Adult swim

Nash McIntosh treks from Tybee to Hilton Head at age 70

Jenn Blatty
Nash McIntosh

THE SHARK was a pleasant surprise after those stupid jellyfish!” Nash McIntosh tells me.

The 70-year-old Savannah native — who you’ve probably seen at one point or another downtown wearing one of his Indiana Jones hats — recently decided it was about time he made that swim from Tybee Island to Hilton Head Island.

Without fins, of course, because only a “wuss” would wear fins. And without goggles for that matter, although this was certainly not a part of the plan. He isn’t that crazy.

But Nash is more than just a local character. A true man of the water, the coastal rivers are like his city streets.

He discovered his love for swimming as a child while growing up on Isle of Hope, later finding his home away from home swimming for the Tar Heels at the University of North Carolina at Chapel Hill, and then for the U.S. Navy in Pensacola, Florida. And if you wake up early enough, you may catch him swimming his daily workout on Tybee Island.

In short, swimming is in McIntosh’s blood. So when you ask a question such as, “Why would you swim from Tybee to Hilton Head?” Nash simply replies, “Why not?”

Five nautical miles in five hours and five minutes. Not that anyone was counting.

The night prior to the swim, McIntosh docked his boat, the Po’ Cracker, at the Lazaretto Creek Marina on Tybee Island. It would be the safety vessel of moral support and Scooby Snacks the next morning, driven by his friends and motivators Charles Ellis and Jack Jones III while sporting a ten-foot fishing pole with a scuba/swimming flag attached and a cooler full of water, PowerAde, and chocolate cookies.

As per McIntosh’s request, Jones and Ellis would strongly enforce the “no touching the boat” rule.

Now, McIntosh doesn’t just jump in the water and swim for his life. Well, maybe he has come close to doing that on his three previous attempts over the past five years.
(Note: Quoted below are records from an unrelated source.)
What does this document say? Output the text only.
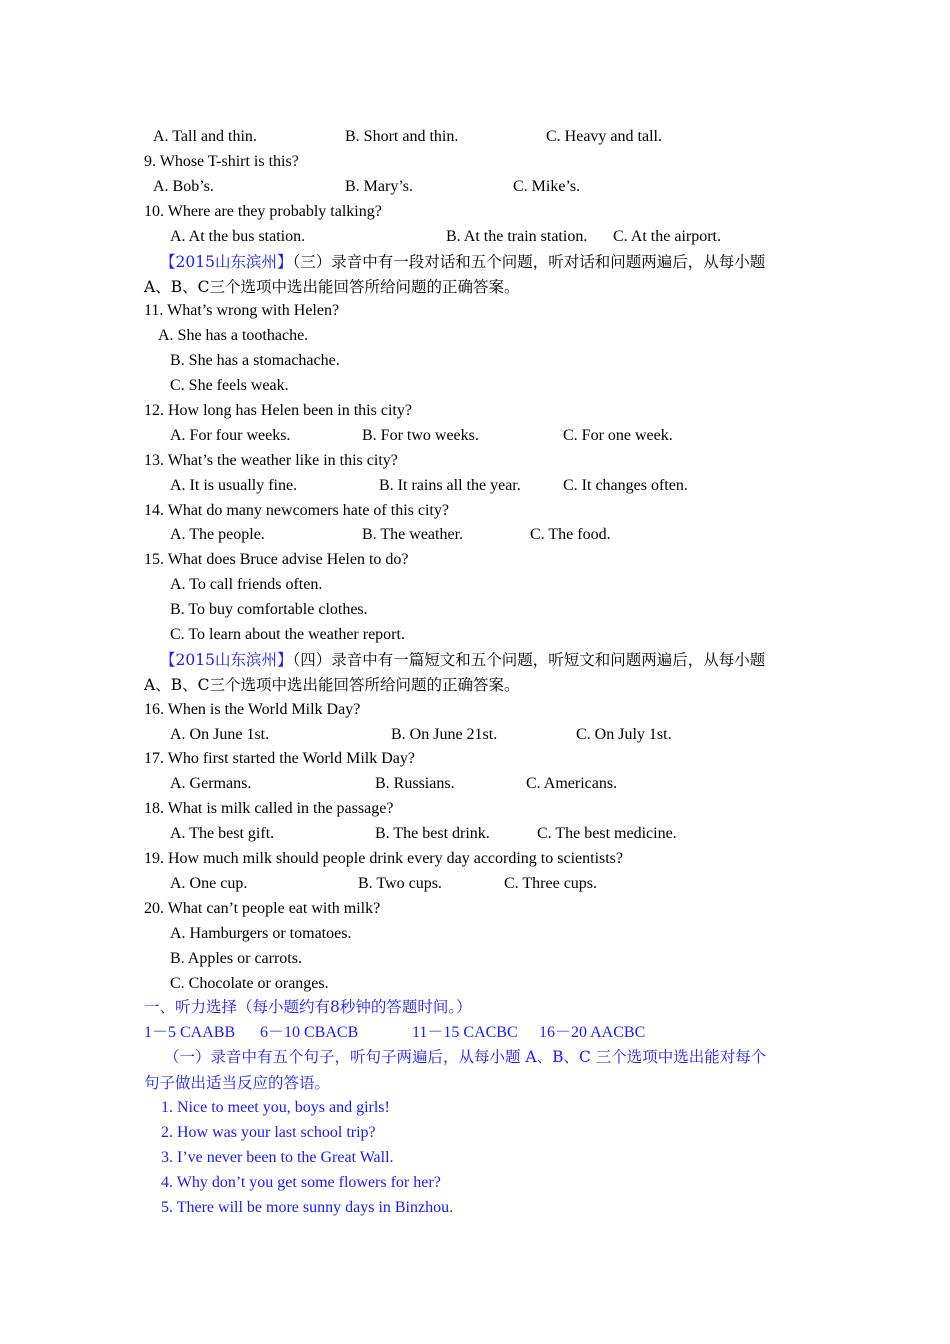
A. Tall and thin.	B. Short and thin.	C. Heavy and tall.
9. Whose T-shirt is this?
A. Bob’s.	B. Mary’s.	C. Mike’s.
10. Where are they probably talking?
A. At the bus station.	B. At the train station. C. At the airport.
【2015山东滨州】（三）录音中有一段对话和五个问题，听对话和问题两遍后，从每小题
A、B、C三个选项中选出能回答所给问题的正确答案。
11. What’s wrong with Helen?
A. She has a toothache.
B. She has a stomachache.
C. She feels weak.
12. How long has Helen been in this city?
A. For four weeks.	B. For two weeks.	C. For one week.
13. What’s the weather like in this city?
A. It is usually fine.	B. It rains all the year.	C. It changes often.
14. What do many newcomers hate of this city?
A. The people.	B. The weather.	C. The food.
15. What does Bruce advise Helen to do?
A. To call friends often.
B. To buy comfortable clothes.
C. To learn about the weather report.
【2015山东滨州】（四）录音中有一篇短文和五个问题，听短文和问题两遍后，从每小题
A、B、C三个选项中选出能回答所给问题的正确答案。
16. When is the World Milk Day?
A. On June 1st.	B. On June 21st.	C. On July 1st.
17. Who first started the World Milk Day?
A. Germans.	B. Russians.	C. Americans.
18. What is milk called in the passage?
A. The best gift.	B. The best drink.	C. The best medicine.
19. How much milk should people drink every day according to scientists?
A. One cup.	B. Two cups.	C. Three cups.
20. What can’t people eat with milk?
A. Hamburgers or tomatoes.
B. Apples or carrots.
C. Chocolate or oranges.
一、听力选择（每小题约有8秒钟的答题时间。）
1－5 CAABB 6－10 CBACB	11－15 CACBC 16－20 AACBC
（一）录音中有五个句子，听句子两遍后，从每小题 A、B、C 三个选项中选出能对每个
句子做出适当反应的答语。
1. Nice to meet you, boys and girls!
2. How was your last school trip?
3. I’ve never been to the Great Wall.
4. Why don’t you get some flowers for her?
5. There will be more sunny days in Binzhou.
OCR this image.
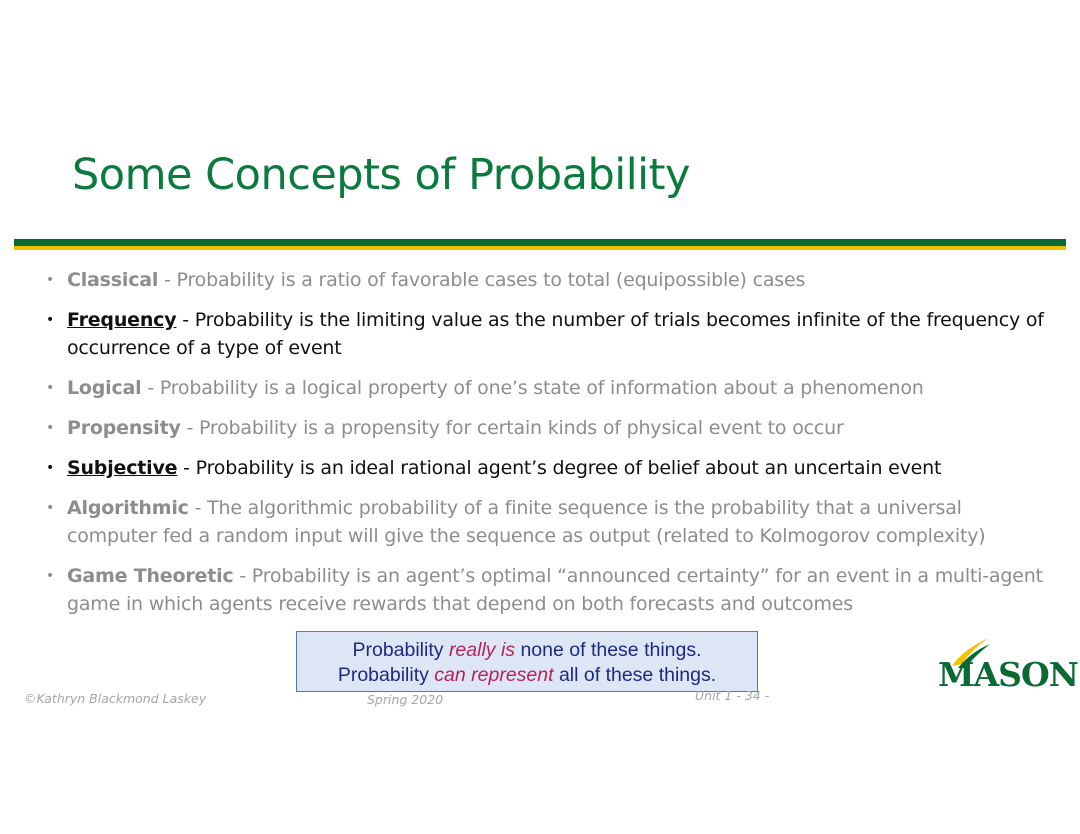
Some Concepts of Probability
• Classical - Probability is a ratio of favorable cases to total (equipossible) cases
• Frequency - Probability is the limiting value as the number of trials becomes infinite of the frequency of occurrence of a type of event
• Logical - Probability is a logical property of one’s state of information about a phenomenon
• Propensity - Probability is a propensity for certain kinds of physical event to occur
• Subjective - Probability is an ideal rational agent’s degree of belief about an uncertain event
• Algorithmic - The algorithmic probability of a finite sequence is the probability that a universal computer fed a random input will give the sequence as output (related to Kolmogorov complexity)
• Game Theoretic - Probability is an agent’s optimal “announced certainty” for an event in a multi-agent game in which agents receive rewards that depend on both forecasts and outcomes
Probability really is none of these things.
Probability can represent all of these things.
©Kathryn Blackmond Laskey	Spring 2020	Unit 1 - 34 -
MASON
But this time he got smart and did his homework. How could he work with the converging currents of Lazaretto Creek, the Savannah River, and Calibogue Sound? Which current should he choose as an ally, and which to battle? How could he cross the Savannah River without being swept past Calibogue Sound, the final avenue to Hilton Head?

At 6 a.m., Nash submerges into the 80-degree water, what he calls the “perfect swimming temperature.” Wearing his goggles and a makeshift swim-cap to protect his head from the sun (a Wal-Mart baseball cap with the brim ripped off), he eases into the outgoing tide of Lazaretto Creek, giving himself adequate time to cross the Savannah River before the monstrous cargo ships begin their operations at 8 a.m.
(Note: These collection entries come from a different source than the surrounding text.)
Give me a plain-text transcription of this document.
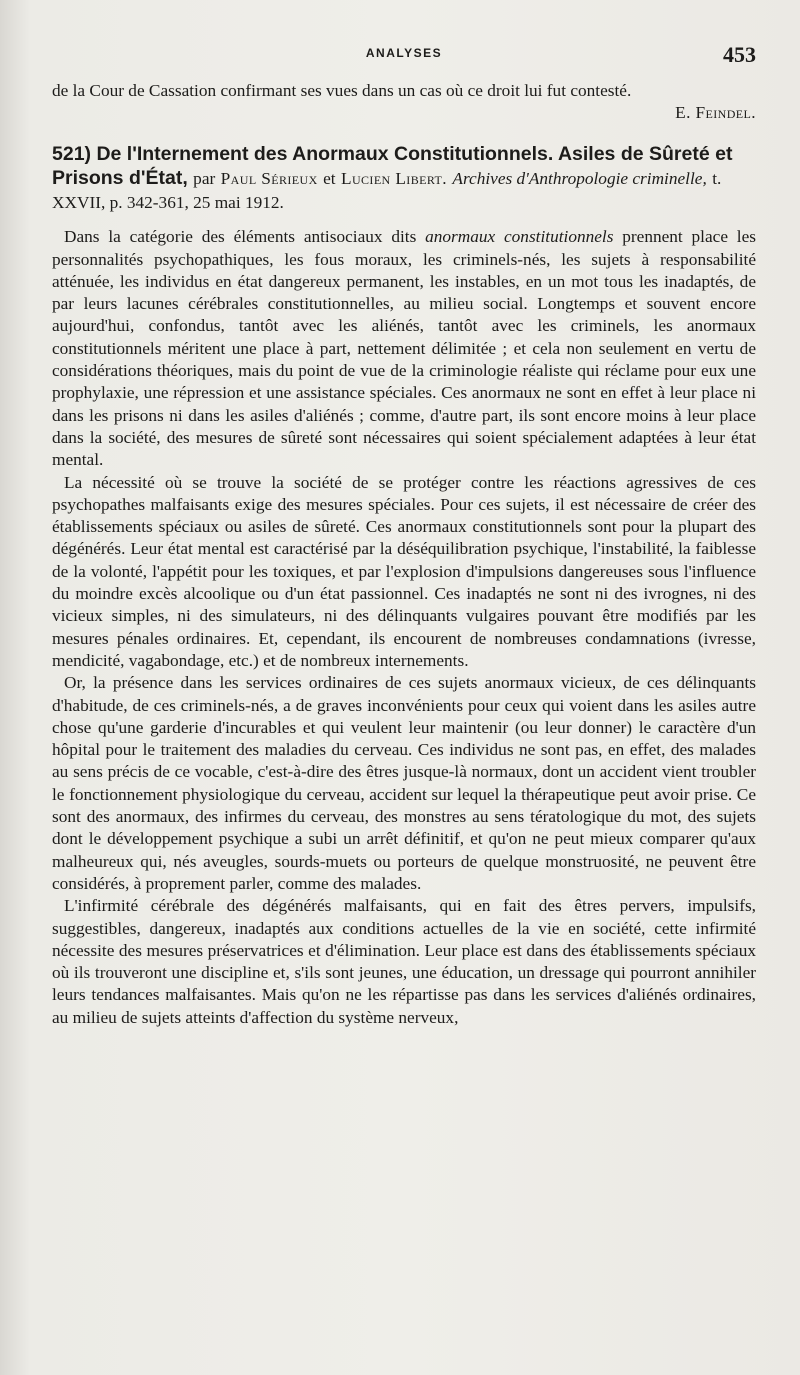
ANALYSES	453

de la Cour de Cassation confirmant ses vues dans un cas où ce droit lui fut contesté.

E. Feindel.
521) De l'Internement des Anormaux Constitutionnels. Asiles de Sûreté et Prisons d'État, par Paul Sérieux et Lucien Libert. Archives d'Anthropologie criminelle, t. XXVII, p. 342-361, 25 mai 1912.

Dans la catégorie des éléments antisociaux dits anormaux constitutionnels prennent place les personnalités psychopathiques, les fous moraux, les criminels-nés, les sujets à responsabilité atténuée, les individus en état dangereux permanent, les instables, en un mot tous les inadaptés, de par leurs lacunes cérébrales constitutionnelles, au milieu social. Longtemps et souvent encore aujourd'hui, confondus, tantôt avec les aliénés, tantôt avec les criminels, les anormaux constitutionnels méritent une place à part, nettement délimitée ; et cela non seulement en vertu de considérations théoriques, mais du point de vue de la criminologie réaliste qui réclame pour eux une prophylaxie, une répression et une assistance spéciales. Ces anormaux ne sont en effet à leur place ni dans les prisons ni dans les asiles d'aliénés ; comme, d'autre part, ils sont encore moins à leur place dans la société, des mesures de sûreté sont nécessaires qui soient spécialement adaptées à leur état mental.

La nécessité où se trouve la société de se protéger contre les réactions agressives de ces psychopathes malfaisants exige des mesures spéciales. Pour ces sujets, il est nécessaire de créer des établissements spéciaux ou asiles de sûreté. Ces anormaux constitutionnels sont pour la plupart des dégénérés. Leur état mental est caractérisé par la déséquilibration psychique, l'instabilité, la faiblesse de la volonté, l'appétit pour les toxiques, et par l'explosion d'impulsions dangereuses sous l'influence du moindre excès alcoolique ou d'un état passionnel. Ces inadaptés ne sont ni des ivrognes, ni des vicieux simples, ni des simulateurs, ni des délinquants vulgaires pouvant être modifiés par les mesures pénales ordinaires. Et, cependant, ils encourent de nombreuses condamnations (ivresse, mendicité, vagabondage, etc.) et de nombreux internements.

Or, la présence dans les services ordinaires de ces sujets anormaux vicieux, de ces délinquants d'habitude, de ces criminels-nés, a de graves inconvénients pour ceux qui voient dans les asiles autre chose qu'une garderie d'incurables et qui veulent leur maintenir (ou leur donner) le caractère d'un hôpital pour le traitement des maladies du cerveau. Ces individus ne sont pas, en effet, des malades au sens précis de ce vocable, c'est-à-dire des êtres jusque-là normaux, dont un accident vient troubler le fonctionnement physiologique du cerveau, accident sur lequel la thérapeutique peut avoir prise. Ce sont des anormaux, des infirmes du cerveau, des monstres au sens tératologique du mot, des sujets dont le développement psychique a subi un arrêt définitif, et qu'on ne peut mieux comparer qu'aux malheureux qui, nés aveugles, sourds-muets ou porteurs de quelque monstruosité, ne peuvent être considérés, à proprement parler, comme des malades.

L'infirmité cérébrale des dégénérés malfaisants, qui en fait des êtres pervers, impulsifs, suggestibles, dangereux, inadaptés aux conditions actuelles de la vie en société, cette infirmité nécessite des mesures préservatrices et d'élimination. Leur place est dans des établissements spéciaux où ils trouveront une discipline et, s'ils sont jeunes, une éducation, un dressage qui pourront annihiler leurs tendances malfaisantes. Mais qu'on ne les répartisse pas dans les services d'aliénés ordinaires, au milieu de sujets atteints d'affection du système nerveux,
Not five minutes into the swim, his goggles break and his hat is swept away with the tide. I would say this was a perfect opportunity to “wuss out” without really being too much of a “wuss.” But he looks at me like I’m crazy when I ask if this crossed his mind. That’s Nash for you.

For the first hour and a half Nash boogies down Lazaretto Creek with the forces of the outgoing tide racing behind him. “Hauling down Lazaretto” is something he says he will never forget.

But with every positive comes the opposing negative, as he will also never forget his last two hours fighting the current of Calibogue Sound after crossing the Savannah River. Eyes red and burning, McIntosh has to catch his breath and bring his heart rate down by flipping on his back and paddling — a swim stance that nearly convinces Ellis and Jones that McIntosh is waving the white flag of surrender.

But it doesn’t take long for the feisty man to set them straight, no matter how tired he may be.

“You’re going the wrong way!” they yell at one point.

“I can’t see!” he snaps back, eyes saturated with the saltwater. Understandable enough.

But even if he has goggles, there’s really only so much he wants to see. The murky water is a perfect vessel to deny the possibility of “what lies beneath.”

So besides the frequent startle of jellyfish slapping him in the face (the non-stinging types, luckily), McIntosh is more concerned about boaters than critters: The scuba flag is unfortunately not recognized enough.

I can only imagine what McIntosh feels like when his feet grazed the sands of Hilton Head. Shortly afterward he collapses on board the Po’ Cracker, too exhausted to even recognize the amazing feat he had just accomplished.

But now, even the humble Nash McIntosh admits that every once in while he’ll sit back and think, “I can’t believe I did that.”

I wonder what he’ll do for his 80th birthday?